L’avarizia però, nel senso specifico del termine, è il vizio che più comunemente si chiama “brama del denaro”. Ma l’Apostolo, indicando con il termine specifico il senso generico, con la frase: L’avarizia è la radice di tutti i mali voleva far intendere ogni specie di avidità. Fu infatti a causa di questo vizio che cadde il demonio il quale non aveva certamente la brama del denaro, ma quella del proprio potere. È per questo che l’amore perverso di se stessi priva della comunione degli angeli santi lo spirito gonfio di superbia e questo rimane oppresso dal suo misero stato mentre desidera appagare le sue brame compiendo l’iniquità. Ecco perché, dopo aver detto in un altro passo: Ci saranno uomini amanti di se stessi, l’Apostolo soggiunge immediatamente: amanti del denaro, scendendo dal concetto generico di avidità, la cui sorgente è la superbia, a questo senso specifico che si riferisce propriamente agli uomini. Anche gli uomini, infatti, non sarebbero avidi di denaro, se non si reputassero tanto superiori quanto più sono ricchi.

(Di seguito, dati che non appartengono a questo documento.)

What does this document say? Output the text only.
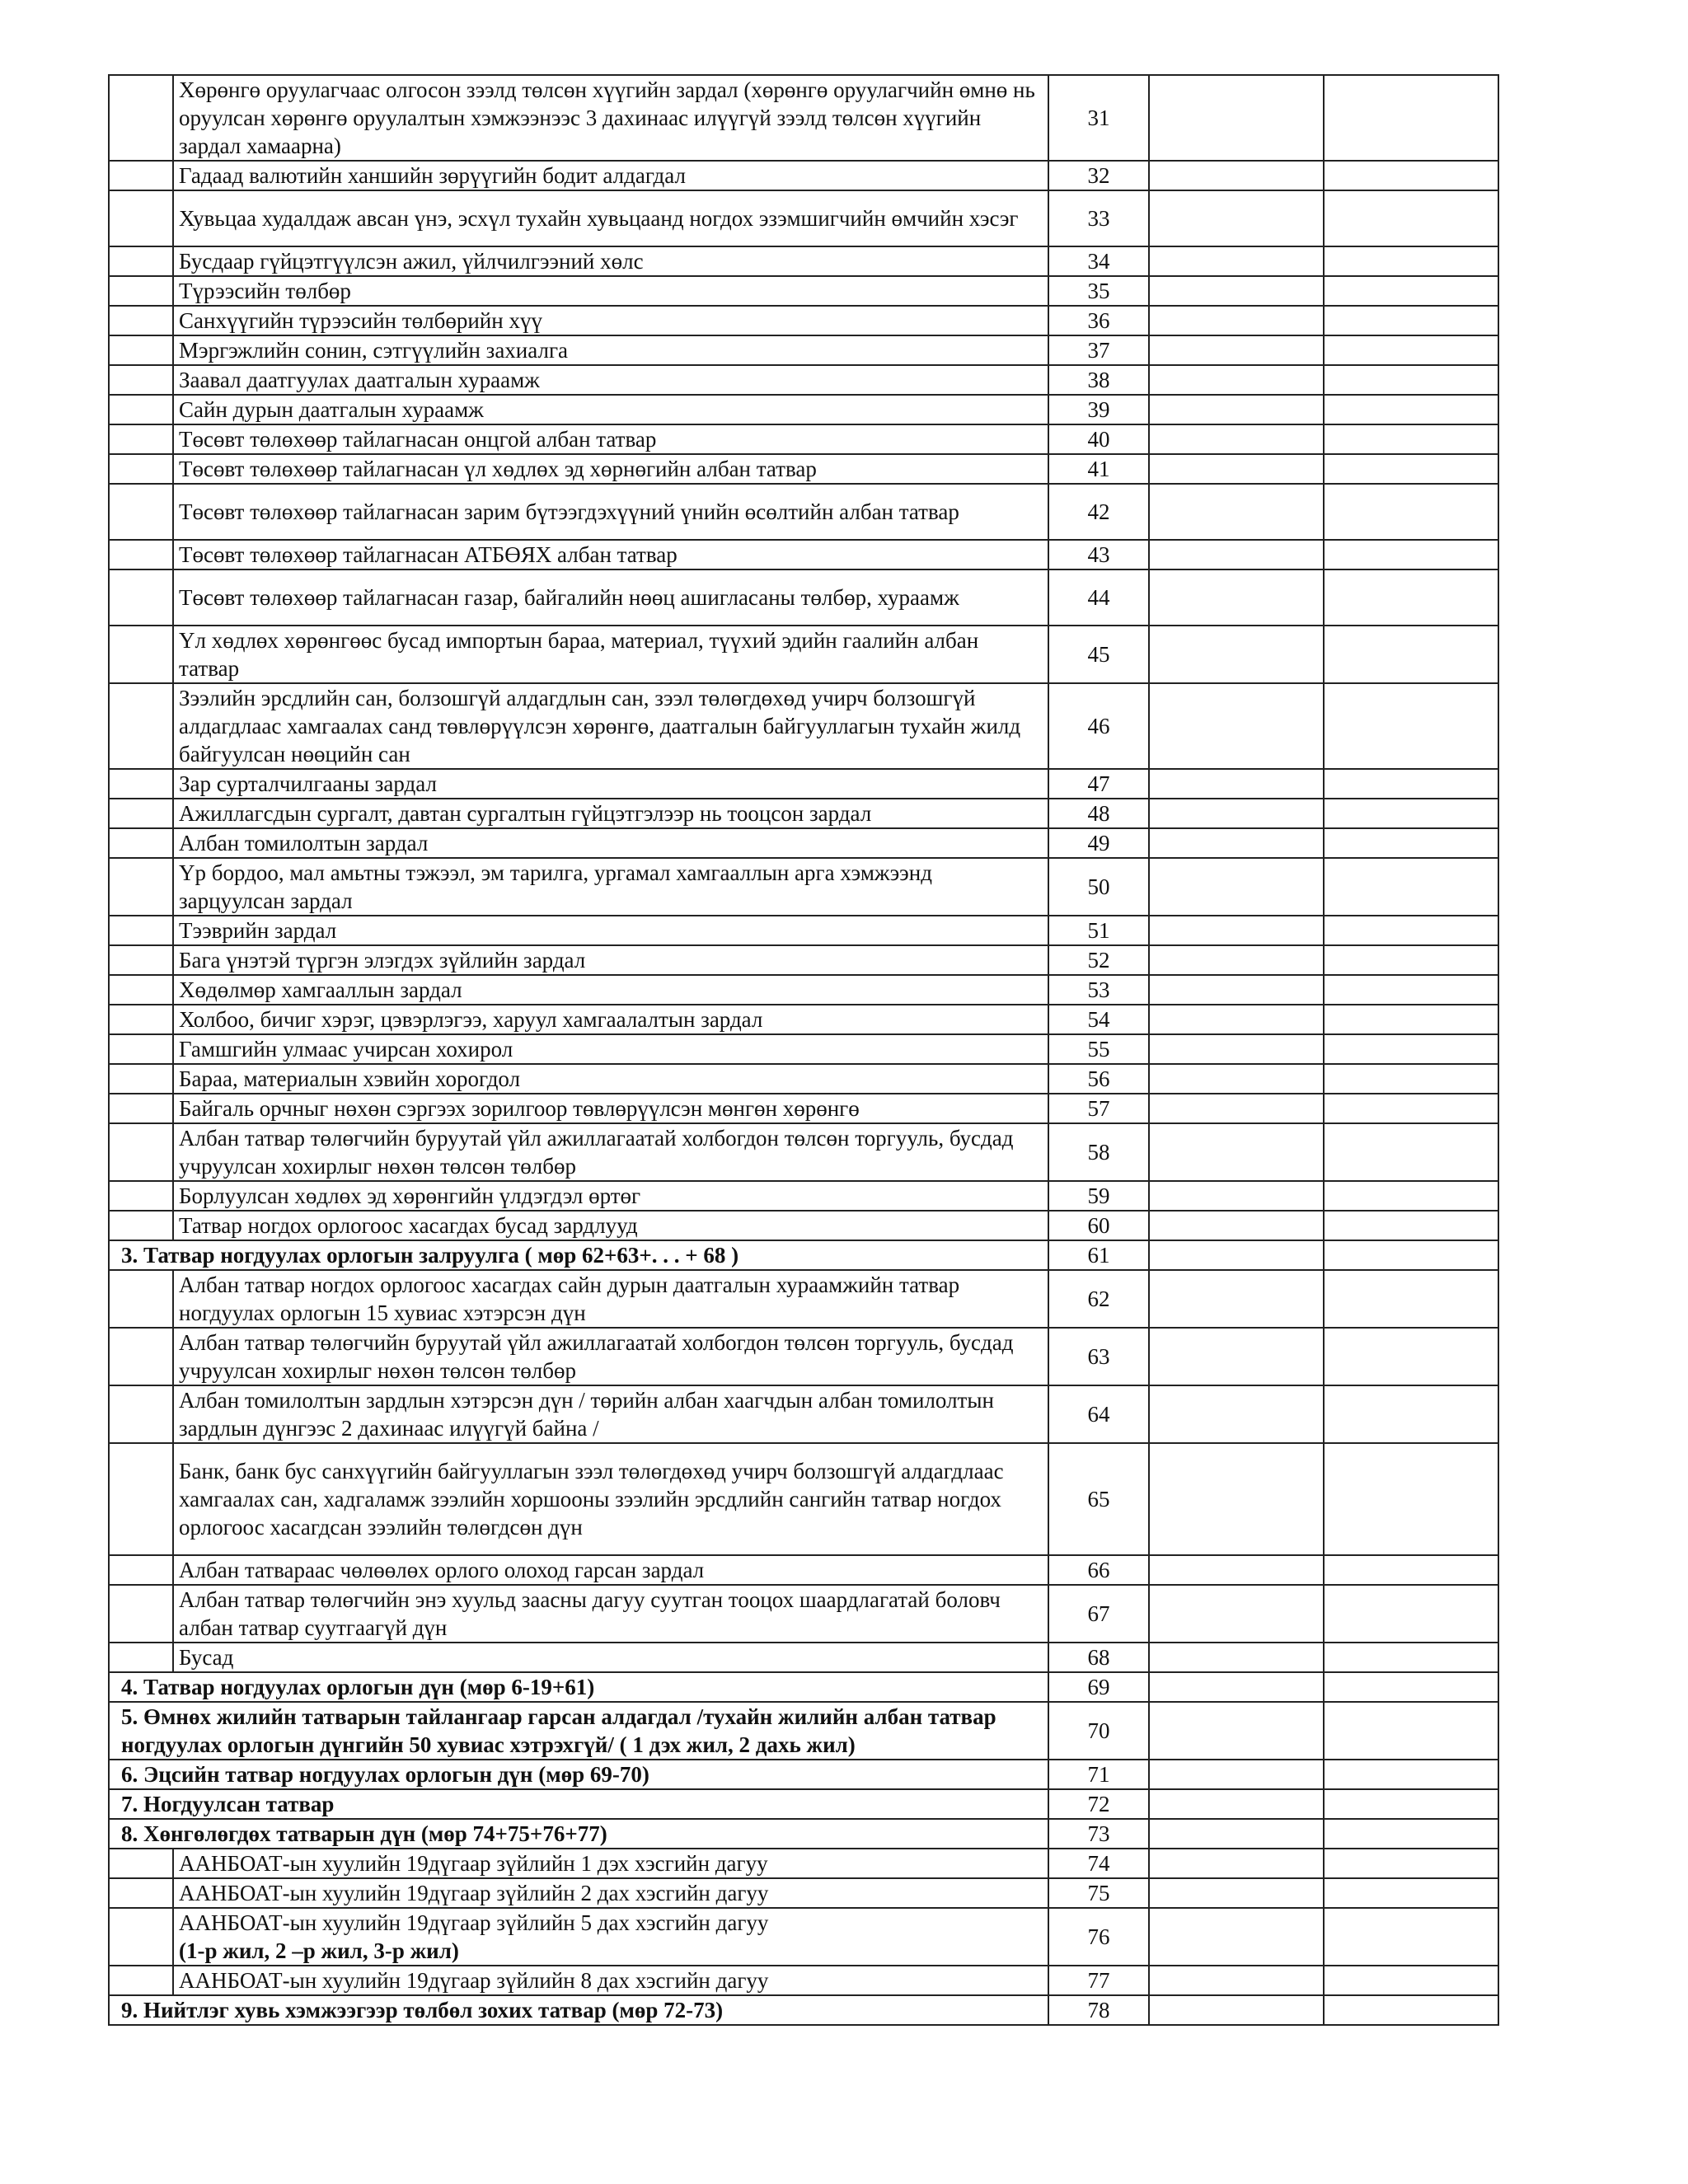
	Хөрөнгө оруулагчаас олгосон зээлд төлсөн хүүгийн зардал (хөрөнгө оруулагчийн өмнө нь оруулсан хөрөнгө оруулалтын хэмжээнээс 3 дахинаас илүүгүй зээлд төлсөн хүүгийн зардал хамаарна)	31		
	Гадаад валютийн ханшийн зөрүүгийн бодит алдагдал	32		
	Хувьцаа худалдаж авсан үнэ, эсхүл тухайн хувьцаанд ногдох эзэмшигчийн өмчийн хэсэг	33		
	Бусдаар гүйцэтгүүлсэн ажил, үйлчилгээний хөлс	34		
	Түрээсийн төлбөр	35		
	Санхүүгийн түрээсийн төлбөрийн хүү	36		
	Мэргэжлийн сонин, сэтгүүлийн захиалга	37		
	Заавал даатгуулах даатгалын хураамж	38		
	Сайн дурын даатгалын хураамж	39		
	Төсөвт төлөхөөр тайлагнасан онцгой албан татвар	40		
	Төсөвт төлөхөөр тайлагнасан үл хөдлөх эд хөрнөгийн албан татвар	41		
	Төсөвт төлөхөөр тайлагнасан зарим бүтээгдэхүүний үнийн өсөлтийн албан татвар	42		
	Төсөвт төлөхөөр тайлагнасан АТБӨЯХ албан татвар	43		
	Төсөвт төлөхөөр тайлагнасан газар, байгалийн нөөц ашигласаны төлбөр, хураамж	44		
	Үл хөдлөх хөрөнгөөс бусад импортын бараа, материал, түүхий эдийн гаалийн албан татвар	45		
	Зээлийн эрсдлийн сан, болзошгүй алдагдлын сан, зээл төлөгдөхөд учирч болзошгүй алдагдлаас хамгаалах санд төвлөрүүлсэн хөрөнгө, даатгалын байгууллагын тухайн жилд байгуулсан нөөцийн сан	46		
	Зар сурталчилгааны зардал	47		
	Ажиллагсдын сургалт, давтан сургалтын гүйцэтгэлээр нь тооцсон зардал	48		
	Албан томилолтын зардал	49		
	Үр бордоо, мал амьтны тэжээл, эм тарилга, ургамал хамгааллын арга хэмжээнд зарцуулсан зардал	50		
	Тээврийн зардал	51		
	Бага үнэтэй түргэн элэгдэх зүйлийн зардал	52		
	Хөдөлмөр хамгааллын зардал	53		
	Холбоо, бичиг хэрэг, цэвэрлэгээ, харуул хамгаалалтын зардал	54		
	Гамшгийн улмаас учирсан хохирол	55		
	Бараа, материалын хэвийн хорогдол	56		
	Байгаль орчныг нөхөн сэргээх зорилгоор төвлөрүүлсэн мөнгөн хөрөнгө	57		
	Албан татвар төлөгчийн буруутай үйл ажиллагаатай холбогдон төлсөн торгууль, бусдад учруулсан хохирлыг нөхөн төлсөн төлбөр	58		
	Борлуулсан хөдлөх эд хөрөнгийн үлдэгдэл өртөг	59		
	Татвар ногдох орлогоос хасагдах бусад зардлууд	60		
3. Татвар ногдуулах орлогын залруулга ( мөр 62+63+. . . + 68 )		61		
	Албан татвар ногдох орлогоос хасагдах сайн дурын даатгалын хураамжийн татвар ногдуулах орлогын 15 хувиас хэтэрсэн дүн	62		
	Албан татвар төлөгчийн буруутай үйл ажиллагаатай холбогдон төлсөн торгууль, бусдад учруулсан хохирлыг нөхөн төлсөн төлбөр	63		
	Албан томилолтын зардлын хэтэрсэн дүн / төрийн албан хаагчдын албан томилолтын зардлын дүнгээс 2 дахинаас илүүгүй байна /	64		
	Банк, банк бус санхүүгийн байгууллагын зээл төлөгдөхөд учирч болзошгүй алдагдлаас хамгаалах сан, хадгаламж зээлийн хоршооны зээлийн эрсдлийн сангийн татвар ногдох орлогоос хасагдсан зээлийн төлөгдсөн дүн	65		
	Албан татвараас чөлөөлөх орлого олоход гарсан зардал	66		
	Албан татвар төлөгчийн энэ хуульд заасны дагуу суутган тооцох шаардлагатай боловч албан татвар суутгаагүй дүн	67		
	Бусад	68		
4. Татвар ногдуулах орлогын дүн (мөр 6-19+61)		69		
5. Өмнөх жилийн татварын тайлангаар гарсан алдагдал /тухайн жилийн албан татвар ногдуулах орлогын дүнгийн 50 хувиас хэтрэхгүй/ ( 1 дэх жил, 2 дахь жил)		70		
6. Эцсийн татвар ногдуулах орлогын дүн (мөр 69-70)		71		
7. Ногдуулсан татвар		72		
8. Хөнгөлөгдөх татварын дүн (мөр 74+75+76+77)		73		
	ААНБОАТ-ын хуулийн 19дүгаар зүйлийн 1 дэх хэсгийн дагуу	74		
	ААНБОАТ-ын хуулийн 19дүгаар зүйлийн 2 дах хэсгийн дагуу	75		
	ААНБОАТ-ын хуулийн 19дүгаар зүйлийн 5 дах хэсгийн дагуу
(1-р жил, 2 –р жил, 3-р жил)	76		
	ААНБОАТ-ын хуулийн 19дүгаар зүйлийн 8 дах хэсгийн дагуу	77		
9. Нийтлэг хувь хэмжээгээр төлбөл зохих татвар (мөр 72-73)		78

A questo perverso amore si oppone la carità che non cerca il proprio interesse, cioè non si compiace della propria eccellenza; a ragione perciò non si gonfia d’orgoglio.

 

Di questi due amori l’uno è puro, l’altro impuro; l’uno sociale, l’altro privato; l’uno sollecito nel servire al bene comune in vista della città celeste, l’altro pronto a subordinare anche il bene comune al proprio potere in vista di una dominazione arrogante; l’uno è sottomesso a Dio, l’altro è nemico di Dio; tranquillo l’uno, turbolento l’altro; pacifico l’uno, l’altro litigioso; amichevole l’uno, l’altro invidioso; l’uno che vuole per il prossimo ciò che vuole per sé, l’altro che vuole sottomettere il prossimo a se stesso; l’uno che governa il prossimo per l’utilità del prossimo, l’altro per il proprio interesse. 

Questi due amori si manifestarono dapprima tra gli angeli: l’uno nei buoni, l’altro nei cattivi, e segnarono la distinzione tra le due città fondate nel genere umano sotto l’ammirabile ed ineffabile provvidenza di Dio, che governa ed ordina tutto ciò che è creato da lui: e cioè la città dei giusti l’una, la città dei cattivi l’altra. Inoltre, mentre queste due città sono mescolate in un certo senso nel tempo, si svolge la vita presente finché non saranno separate nell’ultimo giudizio: l’una per raggiungere la vita eterna in compagnia con gli angeli buoni sotto il proprio re, l’altra per essere mandata nel fuoco eterno con il suo re in compagnia degli angeli cattivi.